From another point of view, it was reported that nestin+ BM-MSCs were involved in supporting CD34+ HSCs in the BM (18). This report also showed that suppression of the number of HSCs and inhibition of the migration of HSCs into the BM occurred following the conditional knockout of nestin+ cells in the BM. On the other hand, our present study showed that DPSCs have the potential to support CD34+ and CD34- HSCs in vitro. The real time RT-PCR analysis showed that the expression level of Nestin in DPSCs was comparatively higher than that in BM-MSCs. However, the 18Lin-CD34+ and 18Lin-CD34- cells cocultured with DPSCs showed comparable SRC activity to those cocultured with BM-MSCs. These observations suggested that the nestin gene expression alone cannot predict the HSC-supportive activity of DPSCs. Further studies will be required to clarify the molecular mechanisms involved in the HSC-supporting activity of DPSCs.

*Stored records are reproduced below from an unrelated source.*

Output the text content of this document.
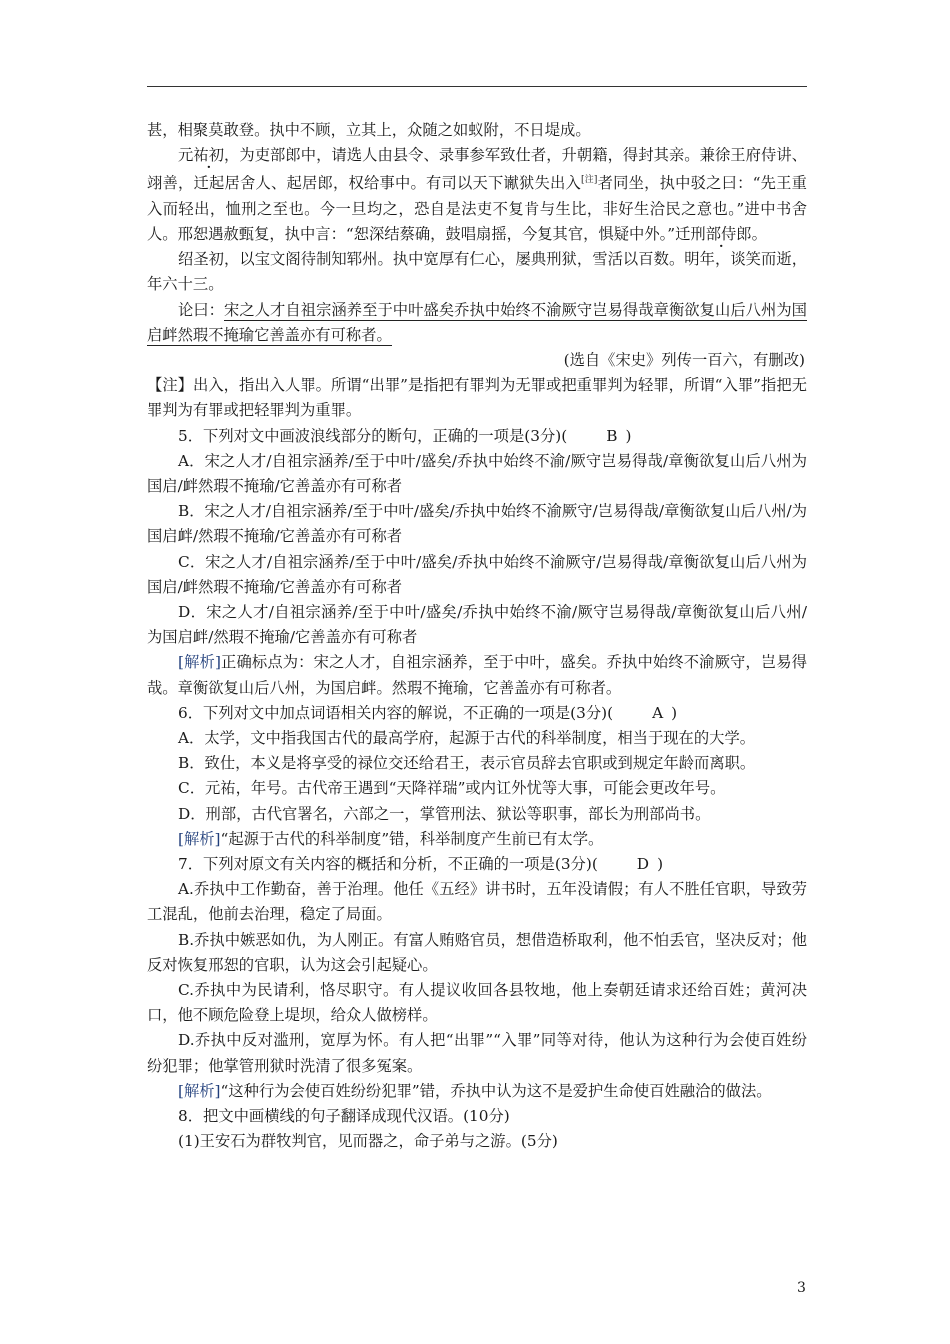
甚，相聚莫敢登。执中不顾，立其上，众随之如蚁附，不日堤成。

元祐初，为吏部郎中，请选人由县令、录事参军致仕者，升朝籍，得封其亲。兼徐王府侍讲、翊善，迁起居舍人、起居郎，权给事中。有司以天下谳狱失出入[注]者同坐，执中驳之曰：“先王重入而轻出，恤刑之至也。今一旦均之，恐自是法吏不复肯与生比，非好生洽民之意也。”进中书舍人。邢恕遇赦甄复，执中言：“恕深结蔡确，鼓唱扇摇，今复其官，惧疑中外。”迁刑部侍郎。

绍圣初，以宝文阁待制知郓州。执中宽厚有仁心，屡典刑狱，雪活以百数。明年，谈笑而逝，年六十三。

论曰：宋之人才自祖宗涵养至于中叶盛矣乔执中始终不渝厥守岂易得哉章衡欲复山后八州为国启衅然瑕不掩瑜它善盖亦有可称者。

(选自《宋史》列传一百六，有删改)

【注】出入，指出入人罪。所谓“出罪”是指把有罪判为无罪或把重罪判为轻罪，所谓“入罪”指把无罪判为有罪或把轻罪判为重罪。

5．下列对文中画波浪线部分的断句，正确的一项是(3分)(	B )

A．宋之人才/自祖宗涵养/至于中叶/盛矣/乔执中始终不渝/厥守岂易得哉/章衡欲复山后八州为国启/衅然瑕不掩瑜/它善盖亦有可称者

B．宋之人才/自祖宗涵养/至于中叶/盛矣/乔执中始终不渝厥守/岂易得哉/章衡欲复山后八州/为国启衅/然瑕不掩瑜/它善盖亦有可称者

C．宋之人才/自祖宗涵养/至于中叶/盛矣/乔执中始终不渝厥守/岂易得哉/章衡欲复山后八州为国启/衅然瑕不掩瑜/它善盖亦有可称者

D．宋之人才/自祖宗涵养/至于中叶/盛矣/乔执中始终不渝/厥守岂易得哉/章衡欲复山后八州/为国启衅/然瑕不掩瑜/它善盖亦有可称者

[解析]正确标点为：宋之人才，自祖宗涵养，至于中叶，盛矣。乔执中始终不渝厥守，岂易得哉。章衡欲复山后八州，为国启衅。然瑕不掩瑜，它善盖亦有可称者。

6．下列对文中加点词语相关内容的解说，不正确的一项是(3分)(	A )

A．太学，文中指我国古代的最高学府，起源于古代的科举制度，相当于现在的大学。

B．致仕，本义是将享受的禄位交还给君王，表示官员辞去官职或到规定年龄而离职。

C．元祐，年号。古代帝王遇到“天降祥瑞”或内讧外忧等大事，可能会更改年号。

D．刑部，古代官署名，六部之一，掌管刑法、狱讼等职事，部长为刑部尚书。

[解析]“起源于古代的科举制度”错，科举制度产生前已有太学。

7．下列对原文有关内容的概括和分析，不正确的一项是(3分)(	D )

A.乔执中工作勤奋，善于治理。他任《五经》讲书时，五年没请假；有人不胜任官职，导致劳工混乱，他前去治理，稳定了局面。

B.乔执中嫉恶如仇，为人刚正。有富人贿赂官员，想借造桥取利，他不怕丢官，坚决反对；他反对恢复邢恕的官职，认为这会引起疑心。

C.乔执中为民请利，恪尽职守。有人提议收回各县牧地，他上奏朝廷请求还给百姓；黄河决口，他不顾危险登上堤坝，给众人做榜样。

D.乔执中反对滥刑，宽厚为怀。有人把“出罪”“入罪”同等对待，他认为这种行为会使百姓纷纷犯罪；他掌管刑狱时洗清了很多冤案。

[解析]“这种行为会使百姓纷纷犯罪”错，乔执中认为这不是爱护生命使百姓融洽的做法。

8．把文中画横线的句子翻译成现代汉语。(10分)

(1)王安石为群牧判官，见而器之，命子弟与之游。(5分)

3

In this study, we succeeded in prospectively isolating DPSCs from mouse incisors using BM-MSC markers, such as PDGFRα and Sca-1. Besides mouse incisors, human extracted teeth have been suggested to also be a source of stem or progenitor cells. Many studies have so far reported the existence of human dental tissue-derived stem cells, such as human DPSCs (5), stem cells from human exfoliated deciduous teeth (SHED) (20), periodontal ligament stem cells (36), stem cells from the apical papilla (SCAP) (37,38), dental follicle progenitor cells (23), and tooth germ progenitor cells (TGPCs) (6). These reported human dental tissue-derived stem/progenitor cells have similarities to mouse DPSCs and mouse/human BM-MSCs. Collectively, these observations suggest that human DPSCs and other human dental tissue-derived stem cells can support human HSCs. In summary, this study demonstrated, for the first time, that prospectively isolated PDGFRα and Sca-1 double-positive DPSCs can support human CB-derived primitive CD34+ and CD34- HSCs in vitro.
Footnotes
Acknowledgment
This work was supported by Grants-in-Aid for Young Scientists B (Grant Nos. 21791958 and 23792304) and Scientific Research C (Grant Nos. 21591251 and 24591432) from the Ministry of Education, Culture, Sports, Science and Technology (MEXT) of Japan; a grant from the Science Frontier Program of the MEXT; a grant from the Strategic Research Base Development program for Private Universities from the MEXT; MEXT-Supported Program for the Strategic Research Foundation at Private Universities; a grant from the Promotion and Mutual Aid Corporation for Private Schools of Japan; a grant from the Japan Leukemia Research Foundation; a grant from the Mitsubishi Pharma Research Foundation; a grant from the Takeda Science Foundation; a grant from the Terumo Life Science Foundation; and a grant from SENSHIN Medical Research Foundation. A grant for Young Scientists B was given to R.N., and all other grants were awarded to Y.S. We are grateful to the Japanese Red Cross Kinki Cord Blood Bank for providing the samples used in this study. Kyowa Kirin Company (Tokyo, Japan) is also acknowledged for providing the various growth factors used in this study. The authors declare no conflicts of interest.